Braga, segunda-feira

Camionistas acarinhados com palmas e alguns miminhos por onde passam

Regional

12 Abril 2020

Redação

Gonçalo Gião é um dos muitos camionistas que continua a trabalhar. Há anos que percorre praticamente todos os países da Europa e, por estes dias, o cenário é completamente diferente. Nas estradas, apenas se cruza com outros camiões.

Camionista há seis anos, Gonçalo Gião sente um “orgulho enorme” no trabalho que faz, muito mais por estes dias. Percorre praticamente todos os países da Europa e, por estes dias, o cenário é “completamente diferente” do habitual. “Faço quilómetros e quilómetros sozinho. Cruzo-me apenas com outros camionistas”, confirmou o barcelense, mostrando-se “emocionado” com as palmas que recebe nas fronteiras e portagens e com os ‘miminhos’ que lhe oferecem nas estações de serviço.

A trabalhar para uma multinacional, com sede em Espanha, Gonçalo Gião transporta para toda a Europa legumes e frutas produzidas na zona sul de Espanha, em Almeria. “Esta zona, junto ao Mediterrâneo, tem um micro-clima, em que as temperaturas rondam, no Inverno, os 23 ou 24 graus. Por isso, há tomates, pepinos e outros legumes durante todo o ano e sempre frescos”, contou o camionista, referindo que Marrocos também já está a entrar no mercado, comercializando, sobretudo, pepino e pimento.

Gonçalo Gião, por norma, trabalha três semanas e regressa a casa, por onde fica três a quatro dias. “Quando saio de casa já sei qual vai ser o meu percurso e destino. Fazemos quase todos os países da Europa, sobretudo, França, Inglaterra, Bélgica, Holanda, Dinamarca, Suécia, Alemanha, República Checa e até a Grécia”, adianta o camionista, que conta com a companhia, durante a viagem, de outro colega de profissão.

Como a pandemia Covid-19 surgiu “de forma tão rápida” pelos vários países da Europa, Gonçalo Gião admite que fica “alarmado” ao ver as notícias. Por isso, desde logo, o camionista tomou todas as precauções que as autoridades de saúde recomendam. “Coloco sempre máscara e calço luvas. Antes de regressar ao camião, tiro a máscara e as luvas e desinfecto as mãos.

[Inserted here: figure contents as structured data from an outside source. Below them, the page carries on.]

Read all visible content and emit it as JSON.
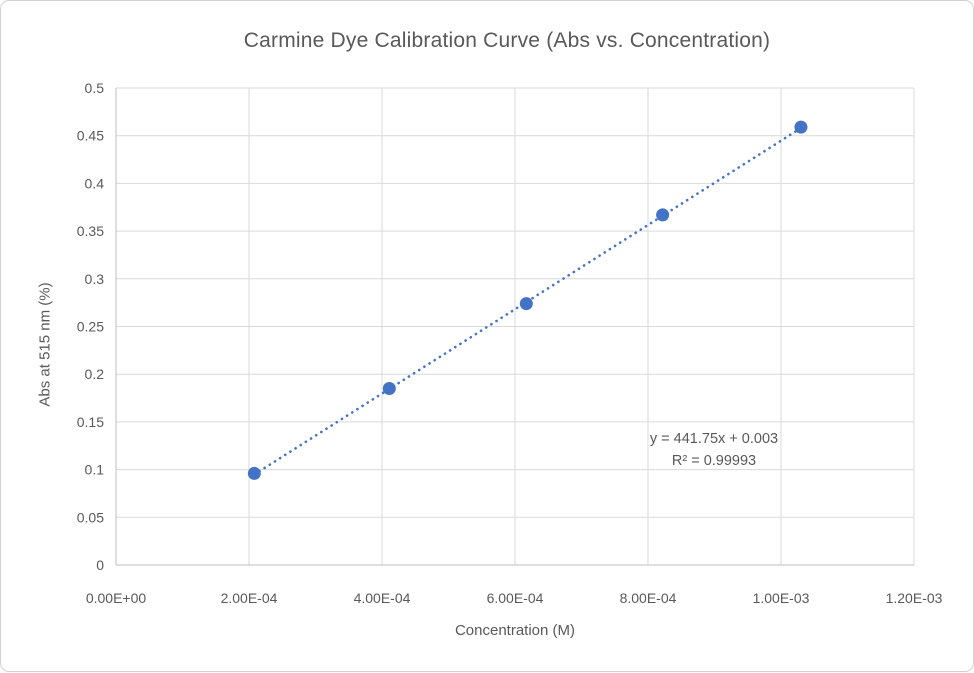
{
  "window": {
    "background": "#FFFFFF",
    "border_color": "#D2D2D2"
  },
  "chart_data": {
    "type": "scatter",
    "title": "Carmine Dye Calibration Curve (Abs vs. Concentration)",
    "xlabel": "Concentration (M)",
    "ylabel": "Abs at 515 nm (%)",
    "xlim": [
      0,
      0.0012
    ],
    "ylim": [
      0,
      0.5
    ],
    "grid": true,
    "legend": false,
    "x_ticks": [
      {
        "value": 0.0,
        "label": "0.00E+00"
      },
      {
        "value": 0.0002,
        "label": "2.00E-04"
      },
      {
        "value": 0.0004,
        "label": "4.00E-04"
      },
      {
        "value": 0.0006,
        "label": "6.00E-04"
      },
      {
        "value": 0.0008,
        "label": "8.00E-04"
      },
      {
        "value": 0.001,
        "label": "1.00E-03"
      },
      {
        "value": 0.0012,
        "label": "1.20E-03"
      }
    ],
    "y_ticks": [
      {
        "value": 0.0,
        "label": "0"
      },
      {
        "value": 0.05,
        "label": "0.05"
      },
      {
        "value": 0.1,
        "label": "0.1"
      },
      {
        "value": 0.15,
        "label": "0.15"
      },
      {
        "value": 0.2,
        "label": "0.2"
      },
      {
        "value": 0.25,
        "label": "0.25"
      },
      {
        "value": 0.3,
        "label": "0.3"
      },
      {
        "value": 0.35,
        "label": "0.35"
      },
      {
        "value": 0.4,
        "label": "0.4"
      },
      {
        "value": 0.45,
        "label": "0.45"
      },
      {
        "value": 0.5,
        "label": "0.5"
      }
    ],
    "series": [
      {
        "name": "calibration-points",
        "marker": "circle",
        "marker_color": "#4472C4",
        "marker_radius": 6.5,
        "points": [
          {
            "x": 0.000208,
            "y": 0.096
          },
          {
            "x": 0.000411,
            "y": 0.185
          },
          {
            "x": 0.000617,
            "y": 0.274
          },
          {
            "x": 0.000822,
            "y": 0.367
          },
          {
            "x": 0.00103,
            "y": 0.459
          }
        ]
      }
    ],
    "trendline": {
      "slope": 441.75,
      "intercept": 0.003,
      "x_start": 0.000208,
      "x_end": 0.00103,
      "style": "dotted",
      "color": "#4472C4",
      "equation_label": "y = 441.75x + 0.003",
      "r_squared_label": "R² = 0.99993"
    },
    "colors": {
      "gridline": "#D9D9D9",
      "axis_line": "#BFBFBF",
      "tick_text": "#595959",
      "title_text": "#595959",
      "equation_text": "#595959"
    }
  }
}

Não consigo tirar a roupa sempre que saio e entro no camião, por isso, tento não ter contacto com ninguém nas minhas saídas”, confirma Gonçalo Gião, garantindo que cumpre a distância mínima e está sempre a desinfectar as mãos.

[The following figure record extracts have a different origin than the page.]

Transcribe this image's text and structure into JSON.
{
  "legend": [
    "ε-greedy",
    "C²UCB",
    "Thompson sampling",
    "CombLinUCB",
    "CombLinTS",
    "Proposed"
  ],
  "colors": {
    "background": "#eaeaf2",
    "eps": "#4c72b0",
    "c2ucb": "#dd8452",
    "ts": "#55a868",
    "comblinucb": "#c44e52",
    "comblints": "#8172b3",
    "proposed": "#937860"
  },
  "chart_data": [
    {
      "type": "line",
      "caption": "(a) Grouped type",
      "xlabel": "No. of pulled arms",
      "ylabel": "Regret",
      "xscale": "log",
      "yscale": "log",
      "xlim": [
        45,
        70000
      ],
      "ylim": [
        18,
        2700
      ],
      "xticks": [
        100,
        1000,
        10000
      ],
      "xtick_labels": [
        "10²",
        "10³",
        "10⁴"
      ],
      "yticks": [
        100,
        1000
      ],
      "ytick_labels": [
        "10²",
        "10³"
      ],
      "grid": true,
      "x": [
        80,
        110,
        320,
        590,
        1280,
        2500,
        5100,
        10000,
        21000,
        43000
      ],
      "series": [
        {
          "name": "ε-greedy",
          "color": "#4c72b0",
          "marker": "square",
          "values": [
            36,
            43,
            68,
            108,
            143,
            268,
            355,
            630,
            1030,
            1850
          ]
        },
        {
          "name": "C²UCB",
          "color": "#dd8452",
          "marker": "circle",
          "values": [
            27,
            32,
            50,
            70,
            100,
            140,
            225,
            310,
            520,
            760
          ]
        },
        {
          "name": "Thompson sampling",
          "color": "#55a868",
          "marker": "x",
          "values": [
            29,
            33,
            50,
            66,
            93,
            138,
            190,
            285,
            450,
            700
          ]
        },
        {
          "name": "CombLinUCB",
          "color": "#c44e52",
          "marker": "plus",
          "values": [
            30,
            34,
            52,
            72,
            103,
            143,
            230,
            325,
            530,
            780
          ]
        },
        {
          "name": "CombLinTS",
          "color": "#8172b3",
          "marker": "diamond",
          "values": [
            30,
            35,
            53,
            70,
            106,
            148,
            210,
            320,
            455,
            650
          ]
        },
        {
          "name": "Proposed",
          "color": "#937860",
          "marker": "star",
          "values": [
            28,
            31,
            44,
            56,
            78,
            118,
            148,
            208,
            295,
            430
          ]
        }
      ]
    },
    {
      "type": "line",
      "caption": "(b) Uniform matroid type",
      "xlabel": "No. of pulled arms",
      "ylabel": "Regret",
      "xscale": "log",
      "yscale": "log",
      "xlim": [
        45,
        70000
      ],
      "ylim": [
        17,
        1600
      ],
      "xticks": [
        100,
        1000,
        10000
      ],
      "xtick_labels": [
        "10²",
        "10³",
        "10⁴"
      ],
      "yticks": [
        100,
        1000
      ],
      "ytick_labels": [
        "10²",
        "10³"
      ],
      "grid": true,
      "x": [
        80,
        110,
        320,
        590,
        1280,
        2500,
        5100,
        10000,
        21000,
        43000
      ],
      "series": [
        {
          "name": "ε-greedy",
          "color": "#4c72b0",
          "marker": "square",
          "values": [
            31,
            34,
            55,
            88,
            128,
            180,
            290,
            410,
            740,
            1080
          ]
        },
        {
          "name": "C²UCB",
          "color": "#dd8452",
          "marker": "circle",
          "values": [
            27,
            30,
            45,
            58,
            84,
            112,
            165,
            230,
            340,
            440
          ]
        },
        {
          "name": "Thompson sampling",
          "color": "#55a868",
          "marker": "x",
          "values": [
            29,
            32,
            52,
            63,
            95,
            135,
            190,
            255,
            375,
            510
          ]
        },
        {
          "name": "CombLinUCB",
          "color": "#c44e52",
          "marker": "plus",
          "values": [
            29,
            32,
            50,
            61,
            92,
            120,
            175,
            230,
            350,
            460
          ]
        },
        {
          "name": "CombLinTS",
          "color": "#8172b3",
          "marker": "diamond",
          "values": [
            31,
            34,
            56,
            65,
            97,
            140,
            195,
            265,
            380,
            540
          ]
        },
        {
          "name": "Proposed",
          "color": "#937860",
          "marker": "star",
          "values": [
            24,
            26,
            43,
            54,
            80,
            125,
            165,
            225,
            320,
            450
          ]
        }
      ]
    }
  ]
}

Sobre as medidas aplicadas, Gonçalo Gião confirma que mudam de país para país. “Por exemplo, em Madrid, Espanha, nota-se que está todo o mundo muito assustado. Foi uma propagação muito rápida e nas grandes cidades é sempre pior”, refere o camionista, notando uma “enorme mudança” nos últimos 15 dias em quase todos os países por onde tem passado.

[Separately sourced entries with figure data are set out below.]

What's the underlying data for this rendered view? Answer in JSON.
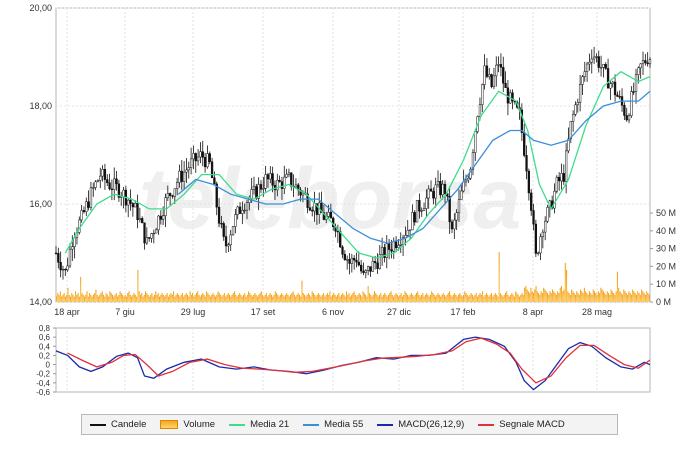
{
  "chart_data": {
    "type": "candlestick",
    "watermark": "teleborsa",
    "x_tick_labels": [
      "18 apr",
      "7 giu",
      "29 lug",
      "17 set",
      "6 nov",
      "27 dic",
      "17 feb",
      "8 apr",
      "28 mag"
    ],
    "price_axis": {
      "ylim": [
        14,
        20
      ],
      "ticks": [
        "20,00",
        "18,00",
        "16,00",
        "14,00"
      ]
    },
    "volume_axis": {
      "ylim": [
        0,
        50
      ],
      "unit": "M",
      "ticks": [
        "50 M",
        "40 M",
        "30 M",
        "20 M",
        "10 M",
        "0 M"
      ]
    },
    "macd_axis": {
      "ylim": [
        -0.6,
        0.8
      ],
      "ticks": [
        "0,8",
        "0,6",
        "0,4",
        "0,2",
        "0",
        "-0,2",
        "-0,4",
        "-0,6"
      ]
    },
    "close_series": [
      [
        0,
        15.0
      ],
      [
        8,
        14.6
      ],
      [
        15,
        15.4
      ],
      [
        22,
        15.7
      ],
      [
        30,
        16.2
      ],
      [
        38,
        16.6
      ],
      [
        46,
        16.4
      ],
      [
        54,
        16.3
      ],
      [
        62,
        16.1
      ],
      [
        70,
        15.8
      ],
      [
        78,
        15.2
      ],
      [
        86,
        15.6
      ],
      [
        95,
        16.1
      ],
      [
        105,
        16.5
      ],
      [
        115,
        16.8
      ],
      [
        125,
        17.0
      ],
      [
        132,
        16.8
      ],
      [
        140,
        15.7
      ],
      [
        145,
        15.1
      ],
      [
        152,
        15.6
      ],
      [
        160,
        16.0
      ],
      [
        170,
        16.2
      ],
      [
        180,
        16.5
      ],
      [
        190,
        16.4
      ],
      [
        200,
        16.5
      ],
      [
        208,
        16.3
      ],
      [
        216,
        16.1
      ],
      [
        224,
        15.9
      ],
      [
        232,
        15.7
      ],
      [
        240,
        15.6
      ],
      [
        246,
        15.1
      ],
      [
        252,
        14.8
      ],
      [
        258,
        14.9
      ],
      [
        264,
        14.5
      ],
      [
        270,
        14.7
      ],
      [
        278,
        14.9
      ],
      [
        286,
        15.1
      ],
      [
        294,
        15.3
      ],
      [
        302,
        15.5
      ],
      [
        310,
        15.9
      ],
      [
        318,
        16.1
      ],
      [
        326,
        16.3
      ],
      [
        334,
        16.3
      ],
      [
        340,
        15.4
      ],
      [
        348,
        16.2
      ],
      [
        356,
        16.8
      ],
      [
        362,
        17.9
      ],
      [
        368,
        18.7
      ],
      [
        374,
        18.4
      ],
      [
        380,
        18.9
      ],
      [
        386,
        18.3
      ],
      [
        392,
        18.0
      ],
      [
        398,
        17.8
      ],
      [
        404,
        16.8
      ],
      [
        408,
        16.0
      ],
      [
        412,
        14.9
      ],
      [
        418,
        15.6
      ],
      [
        424,
        15.9
      ],
      [
        430,
        16.4
      ],
      [
        436,
        16.6
      ],
      [
        442,
        17.6
      ],
      [
        448,
        18.2
      ],
      [
        454,
        18.7
      ],
      [
        460,
        19.1
      ],
      [
        466,
        18.9
      ],
      [
        472,
        18.6
      ],
      [
        478,
        18.4
      ],
      [
        484,
        18.1
      ],
      [
        490,
        17.8
      ],
      [
        496,
        18.3
      ],
      [
        502,
        18.8
      ],
      [
        508,
        19.0
      ]
    ],
    "series": [
      {
        "name": "Media 21",
        "color": "#3fdc8c",
        "values": [
          [
            8,
            15.0
          ],
          [
            20,
            15.5
          ],
          [
            35,
            16.0
          ],
          [
            50,
            16.2
          ],
          [
            65,
            16.1
          ],
          [
            80,
            15.9
          ],
          [
            95,
            15.9
          ],
          [
            110,
            16.2
          ],
          [
            125,
            16.6
          ],
          [
            140,
            16.6
          ],
          [
            155,
            16.2
          ],
          [
            170,
            16.1
          ],
          [
            185,
            16.3
          ],
          [
            200,
            16.4
          ],
          [
            215,
            16.2
          ],
          [
            230,
            15.8
          ],
          [
            245,
            15.4
          ],
          [
            260,
            15.0
          ],
          [
            275,
            14.9
          ],
          [
            290,
            15.0
          ],
          [
            305,
            15.3
          ],
          [
            320,
            15.8
          ],
          [
            335,
            16.2
          ],
          [
            350,
            16.9
          ],
          [
            365,
            17.8
          ],
          [
            380,
            18.3
          ],
          [
            395,
            18.1
          ],
          [
            405,
            17.5
          ],
          [
            415,
            16.4
          ],
          [
            425,
            15.9
          ],
          [
            440,
            16.5
          ],
          [
            455,
            17.6
          ],
          [
            470,
            18.4
          ],
          [
            485,
            18.7
          ],
          [
            500,
            18.5
          ],
          [
            510,
            18.6
          ]
        ]
      },
      {
        "name": "Media 55",
        "color": "#3b8fd9",
        "values": [
          [
            105,
            16.2
          ],
          [
            120,
            16.5
          ],
          [
            135,
            16.4
          ],
          [
            150,
            16.2
          ],
          [
            165,
            16.1
          ],
          [
            180,
            16.0
          ],
          [
            195,
            16.0
          ],
          [
            210,
            16.1
          ],
          [
            225,
            16.1
          ],
          [
            240,
            15.8
          ],
          [
            255,
            15.5
          ],
          [
            270,
            15.3
          ],
          [
            285,
            15.2
          ],
          [
            300,
            15.3
          ],
          [
            315,
            15.5
          ],
          [
            330,
            15.9
          ],
          [
            345,
            16.3
          ],
          [
            360,
            16.8
          ],
          [
            375,
            17.3
          ],
          [
            390,
            17.5
          ],
          [
            400,
            17.5
          ],
          [
            410,
            17.3
          ],
          [
            425,
            17.2
          ],
          [
            440,
            17.3
          ],
          [
            455,
            17.7
          ],
          [
            470,
            18.0
          ],
          [
            485,
            18.1
          ],
          [
            500,
            18.1
          ],
          [
            510,
            18.3
          ]
        ]
      },
      {
        "name": "MACD(26,12,9)",
        "color": "#1a2aa8",
        "values": [
          [
            0,
            0.3
          ],
          [
            10,
            0.2
          ],
          [
            20,
            -0.05
          ],
          [
            30,
            -0.15
          ],
          [
            40,
            -0.05
          ],
          [
            52,
            0.18
          ],
          [
            62,
            0.25
          ],
          [
            70,
            0.15
          ],
          [
            76,
            -0.25
          ],
          [
            84,
            -0.3
          ],
          [
            95,
            -0.1
          ],
          [
            110,
            0.05
          ],
          [
            125,
            0.12
          ],
          [
            140,
            -0.05
          ],
          [
            155,
            -0.1
          ],
          [
            170,
            -0.05
          ],
          [
            185,
            -0.12
          ],
          [
            200,
            -0.15
          ],
          [
            215,
            -0.2
          ],
          [
            230,
            -0.12
          ],
          [
            245,
            -0.02
          ],
          [
            260,
            0.05
          ],
          [
            275,
            0.15
          ],
          [
            290,
            0.12
          ],
          [
            305,
            0.2
          ],
          [
            320,
            0.2
          ],
          [
            335,
            0.25
          ],
          [
            350,
            0.55
          ],
          [
            360,
            0.6
          ],
          [
            372,
            0.55
          ],
          [
            385,
            0.4
          ],
          [
            395,
            0.05
          ],
          [
            402,
            -0.35
          ],
          [
            410,
            -0.55
          ],
          [
            420,
            -0.35
          ],
          [
            430,
            0.0
          ],
          [
            440,
            0.35
          ],
          [
            450,
            0.48
          ],
          [
            460,
            0.4
          ],
          [
            472,
            0.15
          ],
          [
            485,
            -0.05
          ],
          [
            495,
            -0.1
          ],
          [
            505,
            0.05
          ],
          [
            510,
            0.0
          ]
        ]
      },
      {
        "name": "Segnale MACD",
        "color": "#e0323c",
        "values": [
          [
            10,
            0.25
          ],
          [
            22,
            0.1
          ],
          [
            35,
            -0.05
          ],
          [
            48,
            0.05
          ],
          [
            58,
            0.2
          ],
          [
            68,
            0.22
          ],
          [
            78,
            0.0
          ],
          [
            88,
            -0.25
          ],
          [
            100,
            -0.15
          ],
          [
            115,
            0.05
          ],
          [
            130,
            0.12
          ],
          [
            145,
            0.0
          ],
          [
            160,
            -0.08
          ],
          [
            175,
            -0.1
          ],
          [
            190,
            -0.13
          ],
          [
            205,
            -0.17
          ],
          [
            220,
            -0.15
          ],
          [
            235,
            -0.08
          ],
          [
            250,
            0.0
          ],
          [
            265,
            0.08
          ],
          [
            280,
            0.14
          ],
          [
            295,
            0.16
          ],
          [
            310,
            0.18
          ],
          [
            325,
            0.22
          ],
          [
            340,
            0.3
          ],
          [
            352,
            0.5
          ],
          [
            365,
            0.58
          ],
          [
            378,
            0.45
          ],
          [
            390,
            0.25
          ],
          [
            400,
            -0.1
          ],
          [
            412,
            -0.4
          ],
          [
            425,
            -0.25
          ],
          [
            438,
            0.15
          ],
          [
            450,
            0.42
          ],
          [
            462,
            0.42
          ],
          [
            475,
            0.2
          ],
          [
            488,
            0.0
          ],
          [
            500,
            -0.08
          ],
          [
            510,
            0.1
          ]
        ]
      }
    ],
    "volume_bars": [
      3,
      5,
      4,
      6,
      3,
      4,
      5,
      3,
      4,
      8,
      4,
      3,
      5,
      4,
      3,
      6,
      4,
      5,
      3,
      14,
      5,
      4,
      3,
      4,
      6,
      3,
      5,
      4,
      3,
      4,
      5,
      7,
      4,
      3,
      4,
      5,
      6,
      4,
      3,
      5,
      4,
      3,
      6,
      5,
      4,
      3,
      4,
      5,
      3,
      4,
      6,
      5,
      4,
      3,
      4,
      3,
      5,
      6,
      4,
      3,
      4,
      5,
      4,
      3,
      18,
      6,
      4,
      5,
      3,
      4,
      6,
      5,
      4,
      3,
      4,
      5,
      3,
      4,
      6,
      4,
      5,
      3,
      4,
      5,
      4,
      3,
      4,
      5,
      3,
      4,
      5,
      4,
      6,
      3,
      4,
      5,
      4,
      3,
      4,
      5,
      3,
      4,
      5,
      4,
      3,
      6,
      4,
      5,
      3,
      4,
      5,
      6,
      4,
      3,
      4,
      5,
      4,
      3,
      6,
      5,
      4,
      3,
      4,
      5,
      4,
      3,
      4,
      6,
      5,
      4,
      3,
      4,
      5,
      3,
      4,
      5,
      4,
      3,
      4,
      5,
      6,
      4,
      3,
      4,
      5,
      4,
      3,
      4,
      5,
      3,
      4,
      6,
      5,
      4,
      3,
      4,
      5,
      4,
      3,
      4,
      5,
      6,
      4,
      3,
      4,
      5,
      3,
      4,
      5,
      4,
      3,
      4,
      6,
      5,
      4,
      3,
      4,
      5,
      4,
      3,
      4,
      5,
      4,
      3,
      4,
      5,
      6,
      4,
      3,
      4,
      5,
      4,
      3,
      12,
      5,
      4,
      3,
      4,
      5,
      4,
      3,
      6,
      5,
      4,
      3,
      4,
      5,
      4,
      3,
      4,
      5,
      3,
      4,
      5,
      4,
      6,
      3,
      4,
      5,
      4,
      3,
      4,
      5,
      3,
      4,
      5,
      4,
      3,
      6,
      4,
      5,
      3,
      4,
      5,
      6,
      4,
      3,
      4,
      5,
      4,
      3,
      6,
      5,
      4,
      3,
      9,
      5,
      4,
      3,
      4,
      6,
      5,
      4,
      3,
      4,
      5,
      3,
      4,
      5,
      4,
      3,
      4,
      5,
      6,
      4,
      3,
      4,
      5,
      4,
      3,
      4,
      5,
      3,
      4,
      6,
      5,
      4,
      3,
      4,
      5,
      4,
      3,
      4,
      5,
      6,
      4,
      3,
      4,
      5,
      3,
      4,
      5,
      4,
      3,
      4,
      6,
      5,
      4,
      3,
      4,
      5,
      4,
      3,
      4,
      5,
      4,
      3,
      4,
      5,
      6,
      4,
      3,
      4,
      5,
      4,
      3,
      4,
      5,
      4,
      3,
      4,
      6,
      5,
      4,
      3,
      4,
      5,
      4,
      3,
      4,
      5,
      3,
      4,
      5,
      4,
      6,
      3,
      4,
      5,
      4,
      3,
      4,
      5,
      3,
      4,
      5,
      4,
      3,
      28,
      5,
      4,
      3,
      4,
      5,
      6,
      4,
      3,
      4,
      5,
      4,
      3,
      6,
      5,
      4,
      3,
      4,
      5,
      4,
      8,
      9,
      7,
      6,
      5,
      8,
      6,
      5,
      7,
      9,
      6,
      5,
      4,
      6,
      5,
      8,
      7,
      6,
      5,
      4,
      6,
      5,
      7,
      6,
      5,
      4,
      6,
      5,
      8,
      9,
      6,
      7,
      22,
      18,
      6,
      5,
      4,
      7,
      6,
      5,
      4,
      6,
      5,
      4,
      7,
      6,
      5,
      8,
      6,
      5,
      4,
      6,
      5,
      4,
      7,
      6,
      5,
      4,
      6,
      5,
      8,
      7,
      6,
      5,
      4,
      6,
      5,
      4,
      7,
      6,
      5,
      4,
      6,
      17,
      8,
      6,
      5,
      4,
      7,
      6,
      5,
      4,
      6,
      5,
      4,
      7,
      6,
      5,
      4,
      6,
      5,
      4,
      7,
      6,
      5,
      4,
      6,
      5,
      4
    ],
    "legend": [
      {
        "label": "Candele",
        "color": "#111111",
        "kind": "line"
      },
      {
        "label": "Volume",
        "color": "#f5a623",
        "kind": "box"
      },
      {
        "label": "Media 21",
        "color": "#3fdc8c",
        "kind": "line"
      },
      {
        "label": "Media 55",
        "color": "#3b8fd9",
        "kind": "line"
      },
      {
        "label": "MACD(26,12,9)",
        "color": "#1a2aa8",
        "kind": "line"
      },
      {
        "label": "Segnale MACD",
        "color": "#e0323c",
        "kind": "line"
      }
    ]
  }
}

No caso da França, continua o camionista, “as medidas estão a ser levadas muito a sério e as autoridades não têm problema em multar as pessoas que desobedecem às leis que, entretanto, entraram em vigor por causa da Covid-19”, descreve o camionista, retratando um pouco aquilo que se vai apercebendo durante as viagens que tem realizado nas últimas semanas.

Claro, que o facto de conduzir um camião frigorífico facilita a passagem nas fronteiras e portagens. “Há muito controlo nas portagens e, sobretudo, nas fronteiras entre países. Mas aqui controlam mais os carros particulares para saber se as pessoas vão trabalhar ou andam a passeio”, sublinha.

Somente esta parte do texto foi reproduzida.